Cass. 3 civ., 18 sept. 2025, n°23-24.005, FS-B (cassation partielle)

 

Après un dégât des eaux rendant le local inutilisable, une locataire a cessé de payer ses loyers. La cour d’appel avait exigé une mise en demeure préalable du bailleur. La Cour de cassation censure: aucune formalité n’est requise pour invoquer l’exception d’inexécution. Si le bailleur manque à son obligation de délivrance et que le local devient impropre à son usage, le locataire peut suspendre le paiement des loyers sans mise en demeure (art. 1719 et 1728 C. civ.).

 


 

IMMOBILIER
Les gisements de carrières sont des immeubles par nature

 

CE, 8e et 3e ch. réunies, 17 sept. 2025, n°494888

 

Le Conseil d’État a tranché un litige opposant la société Eiffage à l’administration fiscale sur la déductibilité de provisions pour dépréciation liées à des filiales exploitant des carrières.
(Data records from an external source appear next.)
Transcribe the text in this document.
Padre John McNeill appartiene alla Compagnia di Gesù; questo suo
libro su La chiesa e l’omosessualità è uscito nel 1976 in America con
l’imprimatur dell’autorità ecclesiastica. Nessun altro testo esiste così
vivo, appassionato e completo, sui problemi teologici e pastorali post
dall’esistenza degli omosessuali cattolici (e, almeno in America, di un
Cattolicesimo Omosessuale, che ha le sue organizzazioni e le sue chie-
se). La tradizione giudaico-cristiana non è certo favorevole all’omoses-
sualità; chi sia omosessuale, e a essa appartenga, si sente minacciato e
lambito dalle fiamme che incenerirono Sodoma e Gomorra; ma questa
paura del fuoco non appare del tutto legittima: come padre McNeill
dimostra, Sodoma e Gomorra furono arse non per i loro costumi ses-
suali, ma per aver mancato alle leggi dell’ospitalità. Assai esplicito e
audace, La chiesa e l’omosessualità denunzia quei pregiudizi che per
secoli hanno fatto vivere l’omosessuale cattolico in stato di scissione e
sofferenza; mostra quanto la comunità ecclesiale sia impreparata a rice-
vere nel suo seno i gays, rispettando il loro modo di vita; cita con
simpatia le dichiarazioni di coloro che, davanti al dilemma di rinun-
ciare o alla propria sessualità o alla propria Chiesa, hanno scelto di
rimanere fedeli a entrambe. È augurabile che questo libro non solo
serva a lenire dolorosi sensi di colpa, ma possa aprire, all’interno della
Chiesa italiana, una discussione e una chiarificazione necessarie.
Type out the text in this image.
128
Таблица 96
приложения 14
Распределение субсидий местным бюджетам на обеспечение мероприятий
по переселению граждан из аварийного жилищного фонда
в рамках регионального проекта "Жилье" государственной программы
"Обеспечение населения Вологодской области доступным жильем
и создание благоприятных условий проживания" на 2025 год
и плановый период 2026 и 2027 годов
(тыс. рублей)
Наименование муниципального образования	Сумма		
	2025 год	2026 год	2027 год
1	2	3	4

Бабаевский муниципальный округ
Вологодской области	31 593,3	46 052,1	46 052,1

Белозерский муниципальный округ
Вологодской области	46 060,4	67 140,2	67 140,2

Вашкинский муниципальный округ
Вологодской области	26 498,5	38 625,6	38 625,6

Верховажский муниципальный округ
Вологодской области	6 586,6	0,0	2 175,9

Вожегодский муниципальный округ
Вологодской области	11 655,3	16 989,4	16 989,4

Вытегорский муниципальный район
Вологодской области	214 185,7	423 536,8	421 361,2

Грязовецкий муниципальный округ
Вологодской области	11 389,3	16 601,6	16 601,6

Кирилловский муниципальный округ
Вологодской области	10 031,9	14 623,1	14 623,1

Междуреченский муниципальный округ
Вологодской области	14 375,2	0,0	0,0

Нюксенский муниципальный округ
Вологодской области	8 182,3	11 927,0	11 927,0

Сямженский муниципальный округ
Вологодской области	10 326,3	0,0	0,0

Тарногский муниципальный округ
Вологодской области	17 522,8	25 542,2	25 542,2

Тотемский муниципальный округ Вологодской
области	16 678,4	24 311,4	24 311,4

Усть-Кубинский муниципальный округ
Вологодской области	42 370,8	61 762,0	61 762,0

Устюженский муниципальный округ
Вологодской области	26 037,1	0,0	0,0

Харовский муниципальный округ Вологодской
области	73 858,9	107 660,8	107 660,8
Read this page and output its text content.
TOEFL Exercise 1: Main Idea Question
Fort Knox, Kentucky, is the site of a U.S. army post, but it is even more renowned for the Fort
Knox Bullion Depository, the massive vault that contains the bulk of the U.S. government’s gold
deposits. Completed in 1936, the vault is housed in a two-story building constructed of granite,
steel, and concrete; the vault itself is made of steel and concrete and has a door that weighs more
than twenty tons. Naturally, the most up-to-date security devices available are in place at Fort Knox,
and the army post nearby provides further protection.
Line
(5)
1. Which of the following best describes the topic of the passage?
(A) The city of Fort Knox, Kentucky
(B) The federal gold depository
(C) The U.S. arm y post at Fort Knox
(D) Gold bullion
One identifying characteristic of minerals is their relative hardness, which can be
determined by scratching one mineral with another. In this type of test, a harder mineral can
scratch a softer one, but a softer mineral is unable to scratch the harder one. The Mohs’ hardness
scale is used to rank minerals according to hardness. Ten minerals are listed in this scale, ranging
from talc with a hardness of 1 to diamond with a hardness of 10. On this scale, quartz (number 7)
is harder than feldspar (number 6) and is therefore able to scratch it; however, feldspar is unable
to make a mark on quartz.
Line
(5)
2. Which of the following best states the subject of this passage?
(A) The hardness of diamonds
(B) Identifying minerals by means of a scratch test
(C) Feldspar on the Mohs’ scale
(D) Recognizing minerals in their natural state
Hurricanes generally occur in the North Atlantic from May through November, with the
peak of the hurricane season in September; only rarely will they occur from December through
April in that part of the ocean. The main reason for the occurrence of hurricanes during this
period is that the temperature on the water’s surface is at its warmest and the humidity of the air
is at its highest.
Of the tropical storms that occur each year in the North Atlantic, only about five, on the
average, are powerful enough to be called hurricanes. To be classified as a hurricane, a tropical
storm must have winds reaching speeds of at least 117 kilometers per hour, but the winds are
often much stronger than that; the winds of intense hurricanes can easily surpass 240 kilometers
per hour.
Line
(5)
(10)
L’administration, suivie par la cour administrative d’appel, avait estimé que les gisements ne constituaient pas des biens immobiliers, car destinés à être extraits, excluant ainsi ces sociétés du régime des sociétés à prépondérance immobilière. Saisi en cassation, le Conseil d’État rappelle qu’en vertu de l’article 518 du Code civil, les fonds de terre, y compris les gisements de carrières, sont des immeubles par nature, même s’ils sont destinés à être exploités. Leur vocation à disparaître n’altère pas cette qualification. En considérant le contraire, la cour a commis une erreur de droit. Cette clarification emporte des conséquences fiscales majeures: les sociétés détenant des carrières doivent être regardées comme des sociétés à prépondérance immobilière, avec les contraintes correspondantes en matière de déductibilité des provisions pour dépréciation de titres. L’arrêt de la cour administrative d’appel est annulé et l’affaire renvoyée. L’État est condamné à verser 3.000€ à la société Eiffage au titre des frais de procédure.

 

À retenir
Les carrières constituent des immeubles par nature (art. 518 C. civ.). Leur exploitation n’en modifie pas la qualification. Cette précision détermine le régime fiscal applicable aux sociétés concernées.

 


 

PATRIMOINE PUBLIC
Proposition de création d’une foncière de l’État

 

Prop. de loi n°1796, AN, 16 sept. 2025, Thomas Cazenave

 

Une proposition de loi déposée le 16 septembre 2025 par le député Thomas Cazenave (Renaissance) prévoit la création d’une foncière de l’État, chargée de gérer en pleine propriété une partie du patrimoine immobilier public. Objectifs: rationaliser l’occupation des locaux, moderniser et mettre aux normes énergétiques les bâtiments, et réduire de 25% les surfaces d’ici 2032. Cette réforme vise à optimiser la performance immobilière de l’État et à améliorer les conditions de travail dans les services publics.